Sur la platine

Marcelo dos Reis, ce guitar hero

Retour sur l’actualité discographique de Marcelo dos Reis.


Le guitariste portugais Marcelo dos Reis nous revient avec deux albums très différents qui reflètent assez bien sa double personnalité.

Lorgnant du côté du rock et du rock progressif, Flora, sorti chez JACC Records, est un des albums les plus personnels du guitariste à ce jour. Fasciné notamment par les improvisations solitaires du rock, Marcelo dos Reis y rend hommage à ses amours de jeunesse (Hendrix, King Crimson, Pink Floyd ou Sonic Youth) et à ses premiers groupes de rock adolescents.
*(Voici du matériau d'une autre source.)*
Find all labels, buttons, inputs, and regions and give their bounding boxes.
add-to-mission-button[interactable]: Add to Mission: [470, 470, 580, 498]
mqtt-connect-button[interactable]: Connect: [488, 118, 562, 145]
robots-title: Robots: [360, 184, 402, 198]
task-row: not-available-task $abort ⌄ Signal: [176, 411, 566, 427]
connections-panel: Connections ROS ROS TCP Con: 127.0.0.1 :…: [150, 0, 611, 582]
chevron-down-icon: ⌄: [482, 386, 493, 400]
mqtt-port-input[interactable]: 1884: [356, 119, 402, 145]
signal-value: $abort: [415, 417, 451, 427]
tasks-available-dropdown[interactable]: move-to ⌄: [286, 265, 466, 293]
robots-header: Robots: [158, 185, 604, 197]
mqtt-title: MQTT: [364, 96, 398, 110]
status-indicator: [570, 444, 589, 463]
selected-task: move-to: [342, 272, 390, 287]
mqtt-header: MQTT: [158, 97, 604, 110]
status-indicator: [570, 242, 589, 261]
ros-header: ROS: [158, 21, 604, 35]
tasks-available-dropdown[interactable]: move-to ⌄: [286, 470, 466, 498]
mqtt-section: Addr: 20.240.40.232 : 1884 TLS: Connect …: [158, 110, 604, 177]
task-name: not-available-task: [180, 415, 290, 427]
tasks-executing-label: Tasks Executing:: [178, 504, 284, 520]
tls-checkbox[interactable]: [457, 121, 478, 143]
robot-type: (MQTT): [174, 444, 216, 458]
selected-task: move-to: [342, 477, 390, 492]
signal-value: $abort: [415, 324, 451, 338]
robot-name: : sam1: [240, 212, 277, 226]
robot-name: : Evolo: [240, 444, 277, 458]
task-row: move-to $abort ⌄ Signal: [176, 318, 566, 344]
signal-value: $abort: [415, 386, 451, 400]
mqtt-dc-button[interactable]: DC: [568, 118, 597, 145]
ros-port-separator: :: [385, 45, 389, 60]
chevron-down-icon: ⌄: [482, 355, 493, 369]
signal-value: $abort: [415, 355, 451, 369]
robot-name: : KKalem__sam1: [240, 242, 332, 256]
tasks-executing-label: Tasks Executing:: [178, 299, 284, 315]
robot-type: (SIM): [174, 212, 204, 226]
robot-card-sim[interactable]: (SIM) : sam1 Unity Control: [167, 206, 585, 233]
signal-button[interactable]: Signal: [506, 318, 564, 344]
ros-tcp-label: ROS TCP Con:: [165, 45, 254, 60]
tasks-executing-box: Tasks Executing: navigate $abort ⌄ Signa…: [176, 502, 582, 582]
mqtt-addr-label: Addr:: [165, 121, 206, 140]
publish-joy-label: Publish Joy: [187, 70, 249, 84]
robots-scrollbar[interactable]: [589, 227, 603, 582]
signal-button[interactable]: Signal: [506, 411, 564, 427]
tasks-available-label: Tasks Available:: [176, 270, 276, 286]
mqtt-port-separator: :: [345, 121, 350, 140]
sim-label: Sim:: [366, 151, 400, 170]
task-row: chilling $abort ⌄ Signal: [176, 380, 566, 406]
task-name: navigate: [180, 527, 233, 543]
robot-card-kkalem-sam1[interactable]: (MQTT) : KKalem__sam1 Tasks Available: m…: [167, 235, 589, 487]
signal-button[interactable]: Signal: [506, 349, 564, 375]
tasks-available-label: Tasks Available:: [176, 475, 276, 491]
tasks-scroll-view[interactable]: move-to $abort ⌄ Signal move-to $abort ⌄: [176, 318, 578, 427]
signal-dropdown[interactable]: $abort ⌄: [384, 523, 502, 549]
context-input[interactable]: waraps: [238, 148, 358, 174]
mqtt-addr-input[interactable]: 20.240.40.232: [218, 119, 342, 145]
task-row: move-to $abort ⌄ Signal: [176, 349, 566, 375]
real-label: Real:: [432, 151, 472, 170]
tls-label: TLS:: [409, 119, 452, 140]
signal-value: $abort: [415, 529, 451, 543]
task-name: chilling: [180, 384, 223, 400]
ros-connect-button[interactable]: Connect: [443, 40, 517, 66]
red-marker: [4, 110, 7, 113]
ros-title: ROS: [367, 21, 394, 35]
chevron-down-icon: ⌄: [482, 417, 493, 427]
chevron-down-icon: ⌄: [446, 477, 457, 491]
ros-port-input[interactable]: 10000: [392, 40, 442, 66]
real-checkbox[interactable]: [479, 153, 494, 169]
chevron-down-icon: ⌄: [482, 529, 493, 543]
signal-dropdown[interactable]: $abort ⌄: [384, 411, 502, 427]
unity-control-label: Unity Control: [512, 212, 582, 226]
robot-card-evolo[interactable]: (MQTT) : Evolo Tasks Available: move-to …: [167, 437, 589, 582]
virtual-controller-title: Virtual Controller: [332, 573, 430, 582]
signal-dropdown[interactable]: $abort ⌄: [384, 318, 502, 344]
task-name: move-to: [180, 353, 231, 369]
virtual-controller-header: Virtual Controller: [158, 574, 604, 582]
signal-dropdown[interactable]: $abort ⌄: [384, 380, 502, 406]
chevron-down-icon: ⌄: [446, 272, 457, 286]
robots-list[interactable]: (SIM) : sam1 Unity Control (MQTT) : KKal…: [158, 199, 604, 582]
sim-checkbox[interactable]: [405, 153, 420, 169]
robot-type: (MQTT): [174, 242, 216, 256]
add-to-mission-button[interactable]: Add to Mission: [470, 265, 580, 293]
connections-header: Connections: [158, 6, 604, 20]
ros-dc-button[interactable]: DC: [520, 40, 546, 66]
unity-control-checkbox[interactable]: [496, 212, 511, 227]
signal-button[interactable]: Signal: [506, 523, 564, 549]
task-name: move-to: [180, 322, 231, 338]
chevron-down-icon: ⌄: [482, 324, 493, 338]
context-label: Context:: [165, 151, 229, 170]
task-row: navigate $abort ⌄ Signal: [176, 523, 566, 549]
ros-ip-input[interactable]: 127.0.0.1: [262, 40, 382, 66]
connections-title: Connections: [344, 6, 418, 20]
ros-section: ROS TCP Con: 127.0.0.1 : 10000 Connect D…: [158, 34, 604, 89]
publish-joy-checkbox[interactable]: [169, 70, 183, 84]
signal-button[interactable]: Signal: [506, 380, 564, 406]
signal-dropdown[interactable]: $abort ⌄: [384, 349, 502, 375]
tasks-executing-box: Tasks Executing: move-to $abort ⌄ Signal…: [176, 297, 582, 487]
Dans une orchestration guitare électrique, basse (ici c’est une contrebasse), batterie typiquement rock, le guitariste nous sert six compositions bien senties qu’il agence de main de maître. Introduction divagante, exposition de la mélodie, solo énergique, retour au thème et puis c’est tout. Une musique simple et brute qui s’étire dans de longs développements énergiques portés par la frappe sèche et puissante de Luís Filipe Silva et les riffs très groovy du contrebassiste Miguel Falcão. Marcelo dos Reis y est particulièrement à son avantage, enchaînant les riffs tranchants et les soli épicés, lui que l’on a l’habitude d’entendre dans un registre plus minimaliste. Il y étale une belle technique ainsi qu’un remarquable son, droit et métallique.

Plusieurs morceaux marquent durablement l’oreille comme « Big Tree » ou la ballade sensuelle « Amanita ». Dans Flora, on sent que le guitariste s’est fait plaisir. Mais ce qui n’aurait pu rester qu’un plaisir solitaire, ne l’est absolument pas : sa musique fédère et nous emporte avec lui.

Changement d’ambiance avec l’album (Un)Prepared Pieces for Guitar and Trumpet, sorti au cœur de l’été chez Cipsela, et œuvre du duo Marcelo Dos Reis/Luís Vicente. Leur premier album tous les deux, après presque quinze ans de vie musicale commune. Ils se sont rencontrés pour la première fois en 2009 lors d’un festival au Portugal. Très vite (quelques mois à peine), l’envie leur est venue de jouer ensemble. Ils n’ont plus cessé depuis, enchaînant les concerts à travers l’Europe et les albums dans des configurations les plus variées (Chamber 4, Fail Better !, In Layers, Frame Trio).

Sensibilité à fleur de peau, liberté en bandoulière, goût de l’échange et du partage, ces deux-là sont fait du même bois. Et ils sont aujourd’hui les fers de lance d’une génération de musiciens européens décomplexés qui foncent, créent, jouent sans se poser plus de questions que ça.

Cet album en est encore une preuve irréfutable. Fruit d’une résidence de 4 jours à Coimbra, les deux musiciens explorent profondément la matière sonore, devisant sur l’espace et le temps, ménageant comme une pause dans la course folle du monde. L’album s’ouvre et se referme sur le morceau « Climbing Up the Mountain », douce déambulation méditative, en apesanteur sur des crêtes imaginaires. Souvent, Dos Reis installe un fond sonore, aplats d’arpèges dégingandés ou d’accords plaqués, sur lequel Vicente brode, du bout des lèvres, des esquisses de phrases ténues à base de longues notes tenues ou d’enchaînements plus bruitistes. Un album lent et minimaliste qui se dévoile au fil des écoutes.